Arizona is known for its magnificent natural landmarks, its rich history, and its captivating cuisine. Here are some easy ways to get to know the lay of the land and start thinking like an Arizonan.
Arizona is the place to take a road trip. Get in the car, pick a destination, and go take a look. For optimal enjoyment, avoid the interstate highways and take the state routes instead. Stop at every roadside historic marker (well, OK, you can skip some if you want) and at any place with a sign that reads "Pie."
Go to Bisbee. Go to Jerome. Go to Oatman. Go to Greer. Travel AZ 260 from Payson to Show Low or historic Route 66 from Ash Fork to Topock; take AZ 60 through the Salt River Canyon, or U.S. 191 from Springerville to Clifton; and take AZ 88, the Apache Trail, from Apache Junction to Roosevelt Dam.
Wherever you go, roll down the windows, turn up the radio, inhale deeply, and enjoy the ride. Regardless of your destination, the wide-open spaces of Arizona entice and amaze anew with every bend in the road.
Salsa and Margaritas
You're in Arizona, so join the quest to find your favorite salsa and margaritas. No two salsas are the same, and every city and town boasts its own local favorite. Spicy and chunky? Tangy and juicy? Tear-inducing? They run the gamut.
You'll find that salsa flavors change regionally, from mesquite-imbued concoctions in the east, inspired by Tex-Mex cuisine, to fresh-from-the-garden medleys in southern Arizona that are authentically Mexican. In Tucson, check out Café Poca Cosa's salsa, a deep-red blend of garlic, chiles, and tomatoes that's almost decadent. In Phoenix the brave go to Los Dos Molinos, where powerful hatch chiles punctuate every dish.
Perfectly salty-and-sour margaritas can take the sting away from a particularly robust salsa, all while washing down a delightful Mexican feast.
The Night Sky
Away from the metropolitan areas of the Valley of the Sun (Phoenix, Tempe, Scottsdale, and surrounds) and Tucson, where the by-products of urban life obscure the firmament, the night sky is clear and unpolluted by lights or smog. In December in the desert, the Milky Way stretches like a chiffon scarf across the celestial sphere. Lie on your back on the hood of your car at night, allow your eyes time to adjust to the darkness, and you'll see more stars than you could have possibly imagined.

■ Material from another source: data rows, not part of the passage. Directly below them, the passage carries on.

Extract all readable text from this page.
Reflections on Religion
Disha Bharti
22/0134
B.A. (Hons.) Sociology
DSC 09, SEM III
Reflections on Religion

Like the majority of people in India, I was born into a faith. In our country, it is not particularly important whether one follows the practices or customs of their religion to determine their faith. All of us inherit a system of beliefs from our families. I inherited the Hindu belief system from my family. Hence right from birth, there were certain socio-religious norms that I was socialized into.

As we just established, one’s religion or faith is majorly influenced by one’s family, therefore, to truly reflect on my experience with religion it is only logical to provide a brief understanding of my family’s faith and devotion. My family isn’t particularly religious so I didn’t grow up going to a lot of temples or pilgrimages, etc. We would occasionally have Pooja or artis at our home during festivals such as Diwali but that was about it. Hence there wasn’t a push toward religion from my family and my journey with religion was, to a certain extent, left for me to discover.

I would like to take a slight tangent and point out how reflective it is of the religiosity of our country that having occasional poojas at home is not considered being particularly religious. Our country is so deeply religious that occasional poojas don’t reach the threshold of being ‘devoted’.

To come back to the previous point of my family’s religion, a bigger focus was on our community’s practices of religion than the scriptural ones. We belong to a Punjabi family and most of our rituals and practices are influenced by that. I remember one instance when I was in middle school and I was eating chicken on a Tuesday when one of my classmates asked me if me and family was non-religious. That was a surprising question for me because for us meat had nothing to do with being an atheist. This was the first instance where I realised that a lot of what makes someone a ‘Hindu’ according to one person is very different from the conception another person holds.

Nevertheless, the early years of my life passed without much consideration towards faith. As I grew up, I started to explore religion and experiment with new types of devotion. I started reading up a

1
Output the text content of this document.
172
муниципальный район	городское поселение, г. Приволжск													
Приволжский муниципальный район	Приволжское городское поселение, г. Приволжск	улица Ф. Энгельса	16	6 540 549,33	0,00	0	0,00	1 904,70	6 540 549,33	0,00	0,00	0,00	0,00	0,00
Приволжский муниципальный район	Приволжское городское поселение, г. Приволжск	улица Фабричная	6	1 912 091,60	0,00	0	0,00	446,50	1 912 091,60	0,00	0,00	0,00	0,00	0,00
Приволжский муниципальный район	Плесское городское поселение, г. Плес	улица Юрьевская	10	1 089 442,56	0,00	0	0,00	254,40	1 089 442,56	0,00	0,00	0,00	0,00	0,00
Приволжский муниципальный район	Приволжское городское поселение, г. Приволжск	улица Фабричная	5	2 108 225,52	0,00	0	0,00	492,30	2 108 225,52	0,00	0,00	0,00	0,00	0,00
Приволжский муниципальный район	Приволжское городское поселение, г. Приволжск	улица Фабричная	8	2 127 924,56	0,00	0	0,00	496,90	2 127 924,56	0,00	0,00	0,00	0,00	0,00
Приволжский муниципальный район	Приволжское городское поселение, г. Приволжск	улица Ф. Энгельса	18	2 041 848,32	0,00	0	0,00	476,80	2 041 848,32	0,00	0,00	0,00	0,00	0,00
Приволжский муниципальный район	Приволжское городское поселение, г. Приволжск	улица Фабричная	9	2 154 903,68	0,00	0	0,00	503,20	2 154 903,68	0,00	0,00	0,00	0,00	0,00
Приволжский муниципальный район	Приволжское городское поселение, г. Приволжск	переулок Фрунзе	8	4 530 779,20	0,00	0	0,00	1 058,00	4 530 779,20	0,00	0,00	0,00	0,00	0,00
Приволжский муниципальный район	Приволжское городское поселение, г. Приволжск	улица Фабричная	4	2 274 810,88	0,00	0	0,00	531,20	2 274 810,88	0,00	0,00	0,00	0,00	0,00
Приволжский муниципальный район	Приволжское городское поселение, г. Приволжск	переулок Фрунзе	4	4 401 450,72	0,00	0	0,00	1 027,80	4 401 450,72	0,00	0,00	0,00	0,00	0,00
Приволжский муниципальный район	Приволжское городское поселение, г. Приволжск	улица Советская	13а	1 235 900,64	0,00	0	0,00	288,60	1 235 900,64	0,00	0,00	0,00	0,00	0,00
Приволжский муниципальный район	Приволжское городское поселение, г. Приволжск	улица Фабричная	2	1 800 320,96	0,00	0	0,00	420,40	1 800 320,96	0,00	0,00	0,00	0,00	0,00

For a closer look, you can visit Lowell Observatory and Northern Arizona University (both in Flagstaff), or the Kitt Peak National Observatory in southwest Arizona (outside Tucson) and look at celestial objects through large telescopes.

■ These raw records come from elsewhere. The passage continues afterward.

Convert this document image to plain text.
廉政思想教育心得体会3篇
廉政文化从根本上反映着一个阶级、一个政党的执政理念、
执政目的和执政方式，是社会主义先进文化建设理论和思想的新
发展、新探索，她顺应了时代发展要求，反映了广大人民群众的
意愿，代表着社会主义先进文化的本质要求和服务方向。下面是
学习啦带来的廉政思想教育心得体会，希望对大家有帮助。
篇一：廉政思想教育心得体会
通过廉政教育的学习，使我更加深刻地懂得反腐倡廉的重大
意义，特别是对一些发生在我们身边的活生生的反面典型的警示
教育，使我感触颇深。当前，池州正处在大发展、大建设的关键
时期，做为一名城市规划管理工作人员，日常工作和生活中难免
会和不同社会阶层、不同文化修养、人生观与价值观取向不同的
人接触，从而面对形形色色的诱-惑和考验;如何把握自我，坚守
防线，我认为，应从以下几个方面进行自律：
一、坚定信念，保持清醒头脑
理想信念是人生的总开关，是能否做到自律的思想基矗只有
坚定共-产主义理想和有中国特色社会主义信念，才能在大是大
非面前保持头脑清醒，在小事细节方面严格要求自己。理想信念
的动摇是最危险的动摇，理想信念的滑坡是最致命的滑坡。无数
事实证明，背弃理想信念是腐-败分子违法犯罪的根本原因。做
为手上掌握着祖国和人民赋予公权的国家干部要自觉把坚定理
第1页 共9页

People take rodeo seriously in Arizona, whether it's a holiday extravaganza like those in Prescott or Payson (which draw top cowboys from around the country), a bull-riding competition at Camp Verde, or a bunch of working cowboys gathered for a team-roping contest in Williams.
Particularly with the emergence of bull riding as a stand-alone event—and the crowds often cheer as much for the bulls as the cowboys—rodeos these days are no longer the hayseed and cowpoke-y events Arizona grandpas might have enjoyed. Rock-and-roll rodeo has arrived and there's frequently live music as well as roping. And other cowboy experiences, like horseback riding and dude ranch stays, are as popular as ever. So, if you see a rodeo advertisement posted in a shop window, take a walk on the wild side and check out the fine arts of riding and roping.